Витч
Шрифт:
Чуев даже не стал подходить к окну.
— Известно что, товарищ майор. Рельсу вешают.
— Какую еще в жопу…
Кручинин задавил сигарету в пепельнице и закашлялся.
— Блядь! Немедленно отставить «рельсу»! Обоих в карц… Тьфу! В смысле… какие у нас тут есть наказания?
— Никаких, товарищ майор. Психбольницу закрыли же. Разве что на зону отправить можем.
Кручинин застонал.
— Короче, немедленно прекратить самоуправство!
— Есть прекратить самоуправство, — рявкнул лейтенант и выбежал вон.

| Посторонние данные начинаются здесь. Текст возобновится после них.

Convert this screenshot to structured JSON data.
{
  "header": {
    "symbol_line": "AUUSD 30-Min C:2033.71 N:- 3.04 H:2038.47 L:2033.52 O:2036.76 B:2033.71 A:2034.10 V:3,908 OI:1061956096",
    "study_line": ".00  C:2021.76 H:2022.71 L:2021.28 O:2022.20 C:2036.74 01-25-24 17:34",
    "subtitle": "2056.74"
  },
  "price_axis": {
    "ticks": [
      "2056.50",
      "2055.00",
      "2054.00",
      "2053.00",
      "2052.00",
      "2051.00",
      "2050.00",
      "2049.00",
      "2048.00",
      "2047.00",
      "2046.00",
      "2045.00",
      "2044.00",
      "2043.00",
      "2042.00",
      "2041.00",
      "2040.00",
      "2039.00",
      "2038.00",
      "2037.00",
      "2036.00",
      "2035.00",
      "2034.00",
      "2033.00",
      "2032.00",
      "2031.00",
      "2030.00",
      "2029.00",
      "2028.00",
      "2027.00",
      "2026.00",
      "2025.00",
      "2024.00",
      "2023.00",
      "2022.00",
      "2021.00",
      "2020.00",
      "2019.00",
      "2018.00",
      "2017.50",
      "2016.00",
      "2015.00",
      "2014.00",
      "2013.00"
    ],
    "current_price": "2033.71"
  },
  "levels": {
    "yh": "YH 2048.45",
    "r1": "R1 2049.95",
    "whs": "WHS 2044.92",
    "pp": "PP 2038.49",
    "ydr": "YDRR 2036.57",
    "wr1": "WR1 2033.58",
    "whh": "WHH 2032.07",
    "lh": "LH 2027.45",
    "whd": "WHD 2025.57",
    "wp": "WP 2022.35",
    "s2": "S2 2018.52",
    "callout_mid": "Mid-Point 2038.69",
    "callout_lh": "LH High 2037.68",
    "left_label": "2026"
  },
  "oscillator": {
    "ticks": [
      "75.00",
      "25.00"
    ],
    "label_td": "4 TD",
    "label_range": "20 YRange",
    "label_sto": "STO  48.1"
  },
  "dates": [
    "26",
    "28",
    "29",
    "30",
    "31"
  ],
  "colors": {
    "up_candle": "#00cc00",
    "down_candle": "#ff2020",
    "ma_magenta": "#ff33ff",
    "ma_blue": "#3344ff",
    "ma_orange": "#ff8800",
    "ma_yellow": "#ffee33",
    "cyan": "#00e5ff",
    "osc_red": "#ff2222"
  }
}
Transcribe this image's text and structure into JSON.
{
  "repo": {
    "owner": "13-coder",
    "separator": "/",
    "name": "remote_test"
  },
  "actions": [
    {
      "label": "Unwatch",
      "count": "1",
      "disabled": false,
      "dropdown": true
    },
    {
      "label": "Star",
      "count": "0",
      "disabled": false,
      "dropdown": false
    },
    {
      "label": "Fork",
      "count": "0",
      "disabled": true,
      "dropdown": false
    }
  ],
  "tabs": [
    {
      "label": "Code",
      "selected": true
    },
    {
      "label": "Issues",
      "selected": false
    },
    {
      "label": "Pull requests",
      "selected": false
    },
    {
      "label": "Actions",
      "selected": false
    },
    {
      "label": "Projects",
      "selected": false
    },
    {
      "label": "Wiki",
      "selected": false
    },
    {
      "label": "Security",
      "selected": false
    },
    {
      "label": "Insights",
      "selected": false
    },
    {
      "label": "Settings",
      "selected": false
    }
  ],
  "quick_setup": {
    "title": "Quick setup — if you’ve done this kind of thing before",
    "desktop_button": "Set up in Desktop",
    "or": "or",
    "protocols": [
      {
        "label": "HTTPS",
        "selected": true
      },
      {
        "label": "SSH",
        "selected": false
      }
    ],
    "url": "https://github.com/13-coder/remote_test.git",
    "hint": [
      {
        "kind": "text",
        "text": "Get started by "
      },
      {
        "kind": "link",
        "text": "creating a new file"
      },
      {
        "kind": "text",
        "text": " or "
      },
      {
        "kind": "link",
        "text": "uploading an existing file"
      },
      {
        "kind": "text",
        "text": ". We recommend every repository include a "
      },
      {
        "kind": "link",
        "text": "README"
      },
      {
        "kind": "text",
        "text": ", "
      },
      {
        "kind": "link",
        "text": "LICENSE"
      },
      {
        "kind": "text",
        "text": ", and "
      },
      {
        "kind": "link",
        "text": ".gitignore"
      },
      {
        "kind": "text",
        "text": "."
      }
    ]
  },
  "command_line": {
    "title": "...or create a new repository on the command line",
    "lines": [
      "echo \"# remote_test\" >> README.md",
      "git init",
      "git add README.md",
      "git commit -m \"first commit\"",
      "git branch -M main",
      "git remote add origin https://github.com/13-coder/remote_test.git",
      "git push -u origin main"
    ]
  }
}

«Маразм, — подумал майор. — Может, и правда карцер ввести?»
XX
Хмурое
Было девять утра, по меркам Максима запредельная рань (что-то вроде четырех утра для обычного человека), но он совсем не рассчитывал, что Зонц будет так сильно опаздывать, тем более по такой мерзко пакостной погоде. Тут даже и спрятаться было негде. Дома было бы, конечно, приятнее ждать, но Зонц сказал, что по таким пробкам заезжать за Максимом, жившим на самом юге столицы, будет потерей времени, и попросил того подъехать к Новому Арбату. Перед тем как повесить трубку, Максим хотел сказать Зонцу о смерти Блюменцвейга, но потом передумал — лучше уж с глазу на глаз при встрече.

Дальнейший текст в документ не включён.